Nur drei Wochen nach der Bundestagswahl, aber drei Monate vor dem ursprünglichen Landtagswahltermin, dürfen die Niedersachsen erneut zur Urne. Bei der vorgezogenen Wahl triumphiert im Kreis Diepholz Schwarz-Gelb. Marcel Scharrelmann erhält das Direktmandat, und – im Unterschied zum Bund – hat unser Bundesland schnell seine Koalition abgeschlossen.
Es ist Weltarmutstag, und die Landesarmutskonferenz Niedersachsen (LAK) lädt ein zur jährlichen Fachtagung. In Hannover wird angemahnt, das selbst die EU mit dem Finger auf die Bundesregierung zeigt, deren Politik die Armut fördere. Eine politische Diskussion ist aber zur Problemlösung zwingend notwendig. Immerhin wird erwähnt, das die Entwicklung der Armutsgefährdungsquote auch eine Gefahr für den Wirtschaftsstandort Deutschland darstellt. Die Podiumsdiskussion wurde von Experten geführt, ohne Betroffene. Wissen Experten wirklich, was jenen, denen alles fehlt, wirklich fehlt?
Im Haus Fernblick findet eine fast einmalige Feier statt. Den Reformationstag gibt es zwar jedes Jahr, aber anlässlich des 500. Jahrestages der lutherschen Thesen ist er 2017 ausnahmsweise ein bundesweiter Feiertag. Eine Woche zuvor wird in Originalkostümen gefeiert und lecker geschmaust. Am 31. Oktober 2018 übrigens, ist wieder alles beim alten – und wahrscheinlich wird dann wieder mehr Halloween auffallen. Ist das wirklich der kirchliche Wille?

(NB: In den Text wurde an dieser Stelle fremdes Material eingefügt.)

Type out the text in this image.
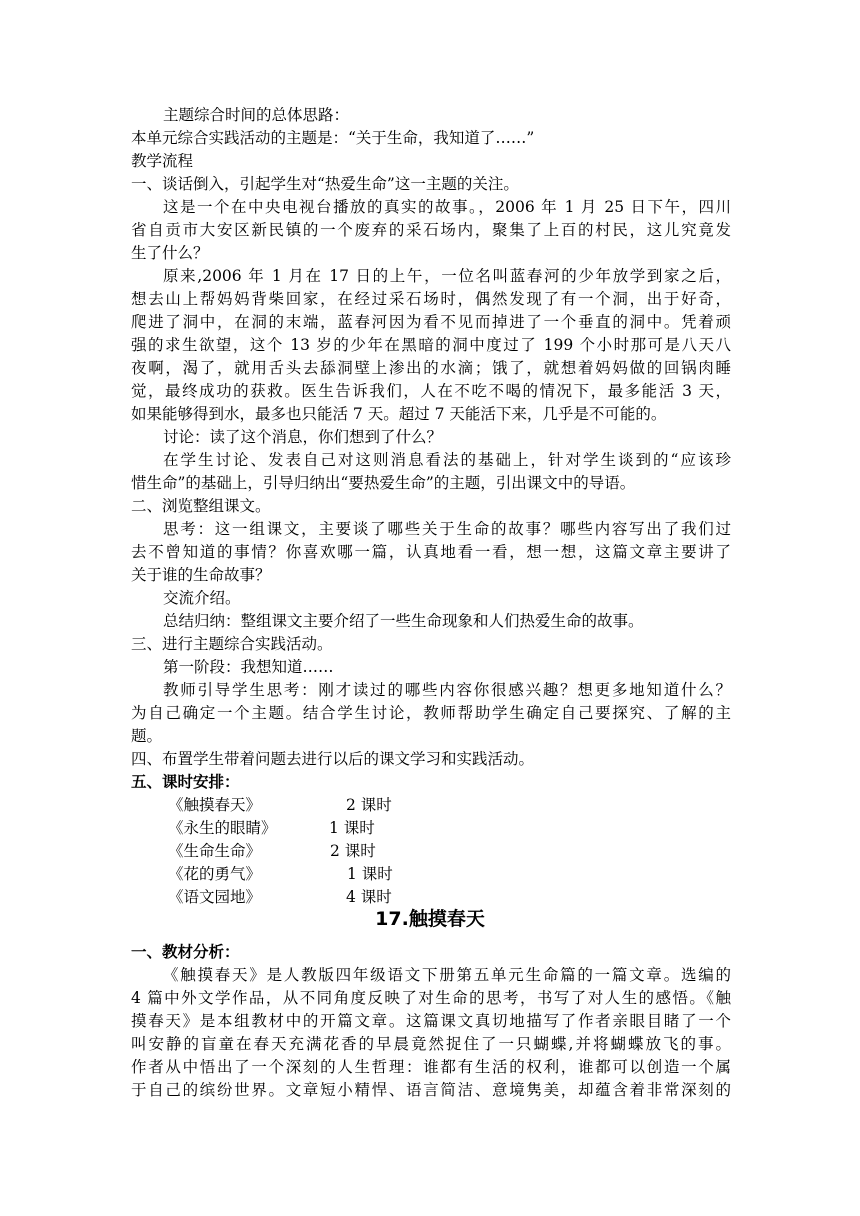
主题综合时间的总体思路：
本单元综合实践活动的主题是：“关于生命，我知道了……”
教学流程
一、谈话倒入，引起学生对“热爱生命”这一主题的关注。
这是一个在中央电视台播放的真实的故事。，2006 年 1 月 25 日下午，四川
省自贡市大安区新民镇的一个废弃的采石场内，聚集了上百的村民，这儿究竟发
生了什么？
原来,2006 年 1 月在 17 日的上午，一位名叫蓝春河的少年放学到家之后，
想去山上帮妈妈背柴回家，在经过采石场时，偶然发现了有一个洞，出于好奇，
爬进了洞中，在洞的末端，蓝春河因为看不见而掉进了一个垂直的洞中。凭着顽
强的求生欲望，这个 13 岁的少年在黑暗的洞中度过了 199 个小时那可是八天八
夜啊，渴了，就用舌头去舔洞壁上渗出的水滴；饿了，就想着妈妈做的回锅肉睡
觉，最终成功的获救。医生告诉我们，人在不吃不喝的情况下，最多能活 3 天，
如果能够得到水，最多也只能活 7 天。超过 7 天能活下来，几乎是不可能的。
讨论：读了这个消息，你们想到了什么？
在学生讨论、发表自己对这则消息看法的基础上，针对学生谈到的“应该珍
惜生命”的基础上，引导归纳出“要热爱生命”的主题，引出课文中的导语。
二、浏览整组课文。
思考：这一组课文，主要谈了哪些关于生命的故事？哪些内容写出了我们过
去不曾知道的事情？你喜欢哪一篇，认真地看一看，想一想，这篇文章主要讲了
关于谁的生命故事？
交流介绍。
总结归纳：整组课文主要介绍了一些生命现象和人们热爱生命的故事。
三、进行主题综合实践活动。
第一阶段：我想知道……
教师引导学生思考：刚才读过的哪些内容你很感兴趣？想更多地知道什么？
为自己确定一个主题。结合学生讨论，教师帮助学生确定自己要探究、了解的主
题。
四、布置学生带着问题去进行以后的课文学习和实践活动。
五、课时安排：
《触摸春天》	2 课时
《永生的眼睛》	1 课时
《生命生命》	2 课时
《花的勇气》	1 课时
《语文园地》	4 课时
17.触摸春天
一、教材分析：
《触摸春天》是人教版四年级语文下册第五单元生命篇的一篇文章。选编的
4 篇中外文学作品，从不同角度反映了对生命的思考，书写了对人生的感悟。《触
摸春天》是本组教材中的开篇文章。这篇课文真切地描写了作者亲眼目睹了一个
叫安静的盲童在春天充满花香的早晨竟然捉住了一只蝴蝶,并将蝴蝶放飞的事。
作者从中悟出了一个深刻的人生哲理：谁都有生活的权利，谁都可以创造一个属
于自己的缤纷世界。文章短小精悍、语言简洁、意境隽美，却蕴含着非常深刻的
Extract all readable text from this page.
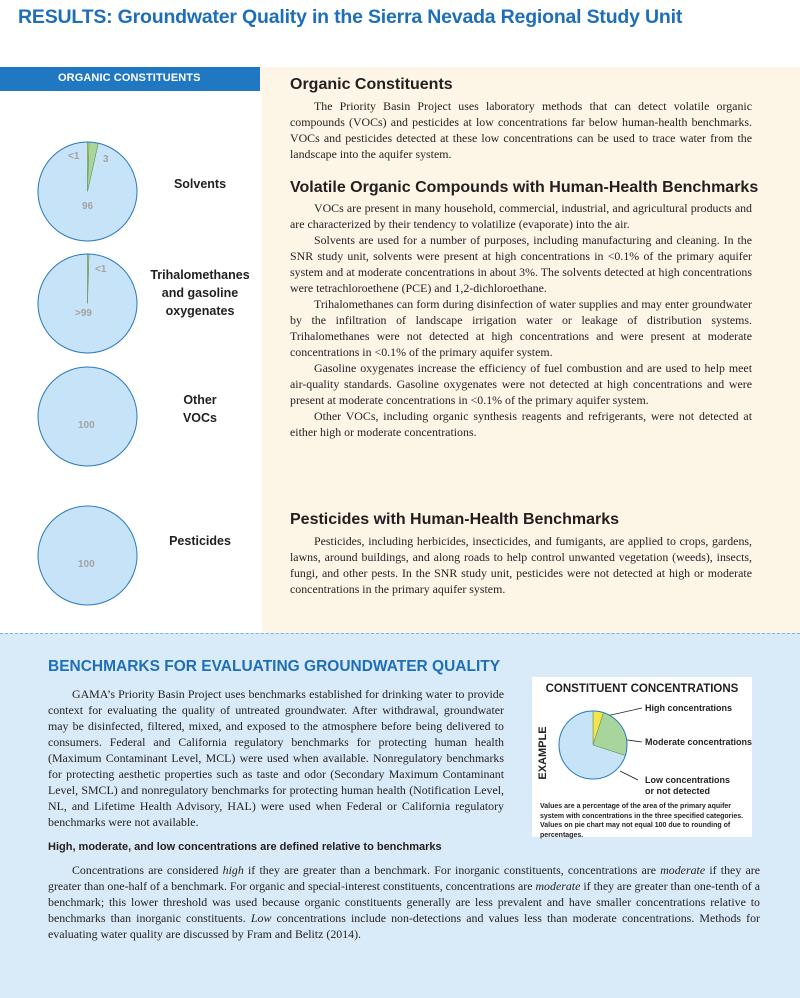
RESULTS: Groundwater Quality in the Sierra Nevada Regional Study Unit
ORGANIC CONSTITUENTS
<1 3
96
Solvents
<1
>99
Trihalomethanes
and gasoline
oxygenates
100
Other
VOCs
100
Pesticides
Organic Constituents

The Priority Basin Project uses laboratory methods that can detect volatile organic compounds (VOCs) and pesticides at low concentrations far below human-health benchmarks. VOCs and pesticides detected at these low concentrations can be used to trace water from the landscape into the aquifer system.

Volatile Organic Compounds with Human-Health Benchmarks

VOCs are present in many household, commercial, industrial, and agricultural products and are characterized by their tendency to volatilize (evaporate) into the air.

Solvents are used for a number of purposes, including manufacturing and cleaning. In the SNR study unit, solvents were present at high concentrations in <0.1% of the primary aquifer system and at moderate concentrations in about 3%. The solvents detected at high concentrations were tetrachloroethene (PCE) and 1,2-dichloroethane.

Trihalomethanes can form during disinfection of water supplies and may enter groundwater by the infiltration of landscape irrigation water or leakage of distribution systems. Trihalomethanes were not detected at high concentrations and were present at moderate concentrations in <0.1% of the primary aquifer system.

Gasoline oxygenates increase the efficiency of fuel combustion and are used to help meet air-quality standards. Gasoline oxygenates were not detected at high concentrations and were present at moderate concentrations in <0.1% of the primary aquifer system.

Other VOCs, including organic synthesis reagents and refrigerants, were not detected at either high or moderate concentrations.

Pesticides with Human-Health Benchmarks

Pesticides, including herbicides, insecticides, and fumigants, are applied to crops, gardens, lawns, around buildings, and along roads to help control unwanted vegetation (weeds), insects, fungi, and other pests. In the SNR study unit, pesticides were not detected at high or moderate concentrations in the primary aquifer system.

BENCHMARKS FOR EVALUATING GROUNDWATER QUALITY

GAMA’s Priority Basin Project uses benchmarks established for drinking water to provide context for evaluating the quality of untreated groundwater. After withdrawal, groundwater may be disinfected, filtered, mixed, and exposed to the atmosphere before being delivered to consumers. Federal and California regulatory benchmarks for protecting human health (Maximum Contaminant Level, MCL) were used when available. Nonregulatory benchmarks for protecting aesthetic properties such as taste and odor (Secondary Maximum Contaminant Level, SMCL) and nonregulatory benchmarks for protecting human health (Notification Level, NL, and Lifetime Health Advisory, HAL) were used when Federal or California regulatory benchmarks were not available.

CONSTITUENT CONCENTRATIONS
EXAMPLE
High concentrations
Moderate concentrations
Low concentrations
or not detected
Values are a percentage of the area of the primary aquifer system with concentrations in the three specified categories. Values on pie chart may not equal 100 due to rounding of percentages.
High, moderate, and low concentrations are defined relative to benchmarks

Concentrations are considered high if they are greater than a benchmark. For inorganic constituents, concentrations are moderate if they are greater than one-half of a benchmark. For organic and special-interest constituents, concentrations are moderate if they are greater than one-tenth of a benchmark; this lower threshold was used because organic constituents generally are less prevalent and have smaller concentrations relative to benchmarks than inorganic constituents. Low concentrations include non-detections and values less than moderate concentrations. Methods for evaluating water quality are discussed by Fram and Belitz (2014).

Bereichsleiter Frank Kruse und Mitarbeiter der Freistätter Online Zeitung sind zu Gast in Heiligenloh bei einer besonderen Veranstaltung. Der Wettbewerb „Unser Dorf hat Zukunft“ ist entschieden, und die Gewinner werden im Rahmen einer Feier ausgezeichnet. Elf Dörfer werden geehrt, doch nur eines erhält zwei Sonderpreise – Freistatt. Zum einen der Ort selbst, zum zweiten unsere Redaktion. Wohnungslose bekommen für ihre Leistung einen Preis – Eigeninitiative lohnt sich doch. Das macht ein wenig stolz, und gibt uns Mut, weiter zu machen. Und vielleicht Zeichen für andere Betroffene zu setzen.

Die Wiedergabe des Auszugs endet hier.